Jason Bourne

The Bourne series which began in 2002 with director Doug Liman instantly became Oscar winner Matt Damon’s most successful acting venture. The 2004 sequel “The Bourne Supremacy” was handed over to director Paul Greengrass (“United 93”, “Captain Phillips”) who revitalized the series. Greengrass returned to finish out the trilogy in “The Bourne Ultimatum” (2007), but not without controversy from Damon, who publically criticized writer Tony Gilroy’s script. The point is, Damon refused a fourth film, they made it without him, ironically directed by Gilroy. Once Greengrass agreed to do another, Damon returned, but this time also serving as a producer. Damon only has 25 lines of dialogue in this action film that fills in the holes of Jason Bourne’s past. It’s also the first film for Alicia Vikander (“Ex Machina”, “The Danish Girl”) since winning the Oscar.

Nicky Parsons (Stiles) has long left the CIA and America for that matter. Working with a shadowy figure named Christian Dassault (Vinzenz Kiefer) who like Snowden, seeks to expose government secrets. The CIA’s new cyber-crimes protégé Heather Lee (Vikander) is alerted to Parsons who is accessing Bourne’s file in Reykjavik. Years after going off the grid, Jason Bourne (Damon) resurfaces with uncovered information on his past. The CIA once again turns into a feeding frenzy, putting their entire focus on Bourne. “I always knew he would come after me,” says CIA Director Robert Dewey (Jones) who is running his own mission to take down their most prized asset. After reading his file, Lee understands the double agenda, making a play to bring Bourne in rather than take him down.

Damon has outgrown this franchise in many ways, which isn’t surprising that he serves more as a figure head to lure ticket buyers back to the franchise.

Greengrass and Damon certainly bring back the essence of the Bourne films: globetrotting, action scenes, and intergovernmental technical babel. In addition, Universal seems to think this re-boot should have a splash of Fast & Furious (their most successful franchise). It isn’t until the final act of the film that Bourne goes completely off the rails (or in this case the streets of Las Vegas) and demonstrates the series most absurd action sequences to date. The script’s entire purpose is to fill in the backstory of how Bourne got to where he is now. Once again we are reminded what Blackbriar and Treadstone operations were. It’s all about the past so a re-watch of the previous films might make it more enjoyable.

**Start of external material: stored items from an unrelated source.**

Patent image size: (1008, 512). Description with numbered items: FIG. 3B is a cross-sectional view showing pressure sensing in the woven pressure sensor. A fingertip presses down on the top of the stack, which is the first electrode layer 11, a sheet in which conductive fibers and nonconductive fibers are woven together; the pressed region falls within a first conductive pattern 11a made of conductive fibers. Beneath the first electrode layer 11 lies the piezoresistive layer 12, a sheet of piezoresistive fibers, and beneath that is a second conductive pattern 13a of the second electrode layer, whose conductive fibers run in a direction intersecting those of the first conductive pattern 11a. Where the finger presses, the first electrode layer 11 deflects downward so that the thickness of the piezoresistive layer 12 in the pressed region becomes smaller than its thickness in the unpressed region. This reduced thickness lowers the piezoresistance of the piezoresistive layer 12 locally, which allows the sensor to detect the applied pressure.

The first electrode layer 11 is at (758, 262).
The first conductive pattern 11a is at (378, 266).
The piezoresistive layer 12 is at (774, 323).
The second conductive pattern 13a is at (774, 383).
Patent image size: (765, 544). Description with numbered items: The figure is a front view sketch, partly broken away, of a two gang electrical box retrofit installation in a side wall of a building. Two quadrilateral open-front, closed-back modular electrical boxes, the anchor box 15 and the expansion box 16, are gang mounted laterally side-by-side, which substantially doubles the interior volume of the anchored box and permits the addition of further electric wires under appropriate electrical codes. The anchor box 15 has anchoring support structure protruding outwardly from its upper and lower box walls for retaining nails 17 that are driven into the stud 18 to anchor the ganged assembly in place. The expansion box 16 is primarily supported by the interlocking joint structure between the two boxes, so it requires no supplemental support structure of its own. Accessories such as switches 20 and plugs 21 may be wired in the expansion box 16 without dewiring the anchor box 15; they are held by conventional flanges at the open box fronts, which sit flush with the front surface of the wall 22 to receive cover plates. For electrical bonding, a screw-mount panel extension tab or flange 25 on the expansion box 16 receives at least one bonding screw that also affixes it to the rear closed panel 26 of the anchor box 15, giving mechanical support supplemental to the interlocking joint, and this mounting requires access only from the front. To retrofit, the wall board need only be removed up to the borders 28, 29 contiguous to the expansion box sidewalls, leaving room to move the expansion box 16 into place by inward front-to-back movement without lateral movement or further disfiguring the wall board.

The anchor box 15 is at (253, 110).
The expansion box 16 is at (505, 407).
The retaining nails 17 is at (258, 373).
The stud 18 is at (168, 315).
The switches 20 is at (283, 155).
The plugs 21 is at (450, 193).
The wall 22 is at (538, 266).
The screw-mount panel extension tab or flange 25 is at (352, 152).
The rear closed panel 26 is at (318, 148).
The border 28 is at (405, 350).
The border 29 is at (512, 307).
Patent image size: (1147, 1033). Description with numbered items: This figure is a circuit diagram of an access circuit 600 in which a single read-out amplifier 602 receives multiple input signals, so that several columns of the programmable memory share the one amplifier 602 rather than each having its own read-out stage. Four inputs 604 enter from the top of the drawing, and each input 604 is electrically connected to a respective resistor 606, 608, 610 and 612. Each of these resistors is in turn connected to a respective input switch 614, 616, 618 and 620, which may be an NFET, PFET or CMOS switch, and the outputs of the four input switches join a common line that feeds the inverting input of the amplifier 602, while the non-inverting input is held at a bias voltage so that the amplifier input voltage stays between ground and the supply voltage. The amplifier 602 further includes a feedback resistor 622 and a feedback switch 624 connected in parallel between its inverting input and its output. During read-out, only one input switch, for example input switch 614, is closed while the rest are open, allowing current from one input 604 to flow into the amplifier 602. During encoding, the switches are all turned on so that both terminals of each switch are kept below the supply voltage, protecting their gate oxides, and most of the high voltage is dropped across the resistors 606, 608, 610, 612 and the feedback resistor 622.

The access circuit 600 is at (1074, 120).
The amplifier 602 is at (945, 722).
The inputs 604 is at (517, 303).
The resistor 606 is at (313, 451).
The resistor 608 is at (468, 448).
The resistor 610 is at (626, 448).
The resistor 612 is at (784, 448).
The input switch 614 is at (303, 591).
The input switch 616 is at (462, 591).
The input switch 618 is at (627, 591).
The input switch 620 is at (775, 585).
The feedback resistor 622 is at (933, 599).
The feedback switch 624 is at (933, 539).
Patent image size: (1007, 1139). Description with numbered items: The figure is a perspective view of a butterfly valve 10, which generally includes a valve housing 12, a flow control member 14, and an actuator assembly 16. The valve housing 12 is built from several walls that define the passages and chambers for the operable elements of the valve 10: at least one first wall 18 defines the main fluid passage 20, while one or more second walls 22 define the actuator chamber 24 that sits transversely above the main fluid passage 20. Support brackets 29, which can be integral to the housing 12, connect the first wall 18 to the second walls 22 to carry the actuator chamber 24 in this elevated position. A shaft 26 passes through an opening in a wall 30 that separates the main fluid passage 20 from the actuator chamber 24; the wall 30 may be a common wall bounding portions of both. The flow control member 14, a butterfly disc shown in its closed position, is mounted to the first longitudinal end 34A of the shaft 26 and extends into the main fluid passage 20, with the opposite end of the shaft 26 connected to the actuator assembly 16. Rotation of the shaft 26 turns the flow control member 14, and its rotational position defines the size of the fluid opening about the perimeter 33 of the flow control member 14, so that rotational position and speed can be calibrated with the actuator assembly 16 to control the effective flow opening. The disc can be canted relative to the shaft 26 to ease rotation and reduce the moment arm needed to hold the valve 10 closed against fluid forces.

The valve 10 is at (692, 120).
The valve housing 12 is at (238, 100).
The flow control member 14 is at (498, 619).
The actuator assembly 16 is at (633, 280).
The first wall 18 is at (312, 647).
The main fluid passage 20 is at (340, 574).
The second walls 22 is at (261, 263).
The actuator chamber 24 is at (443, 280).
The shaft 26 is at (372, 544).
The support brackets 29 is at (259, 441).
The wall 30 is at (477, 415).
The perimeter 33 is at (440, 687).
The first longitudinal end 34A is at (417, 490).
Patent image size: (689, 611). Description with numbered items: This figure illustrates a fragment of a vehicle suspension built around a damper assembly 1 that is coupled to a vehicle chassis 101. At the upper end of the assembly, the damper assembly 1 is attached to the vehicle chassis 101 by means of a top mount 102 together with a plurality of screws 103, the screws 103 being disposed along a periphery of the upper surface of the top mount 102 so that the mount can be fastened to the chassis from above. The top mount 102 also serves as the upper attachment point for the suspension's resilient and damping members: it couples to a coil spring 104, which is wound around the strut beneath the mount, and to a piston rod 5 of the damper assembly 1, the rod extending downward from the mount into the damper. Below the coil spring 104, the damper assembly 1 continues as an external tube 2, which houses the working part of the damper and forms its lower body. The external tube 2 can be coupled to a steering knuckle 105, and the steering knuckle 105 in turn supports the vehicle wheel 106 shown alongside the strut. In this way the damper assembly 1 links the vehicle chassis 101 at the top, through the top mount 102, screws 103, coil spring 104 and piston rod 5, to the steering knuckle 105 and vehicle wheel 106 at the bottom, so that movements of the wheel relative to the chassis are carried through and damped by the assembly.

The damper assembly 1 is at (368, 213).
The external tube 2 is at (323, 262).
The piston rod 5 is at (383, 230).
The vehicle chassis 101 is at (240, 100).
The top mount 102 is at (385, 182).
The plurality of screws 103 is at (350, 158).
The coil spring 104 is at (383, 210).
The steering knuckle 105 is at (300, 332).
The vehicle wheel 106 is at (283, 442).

Damon has outgrown this franchise in many ways, which isn’t surprising that he serves more as a figure head to lure ticket buyers back to the franchise. He doesn’t deliver a performance here as much as lending his face/body to a name. The majority of the plot is advanced through the dialogue of Jones and Vikander. When Bourne shows up it’s simply Damon walking, running, hiding, or fighting his way through various scenarios. Stiles (“Silver Linings Playbook”), who has seen her star rise and fall over the course of this series has the most predictable character arc. Greengrass too has become such a presence in the world of cinema, his collaboration with Damon on “Green Zone” (2010) was a much smarter, more intense film than what’s presented here. “Jason Bourne” offers nothing new to the franchise, it’s a step backwards for everyone involved, but worse it’s a forgettable addition to an already bleak summer of sequels.

Final Thought

The latest Bourne reboot is another addition to this summer’s long list of unnecessary sequels.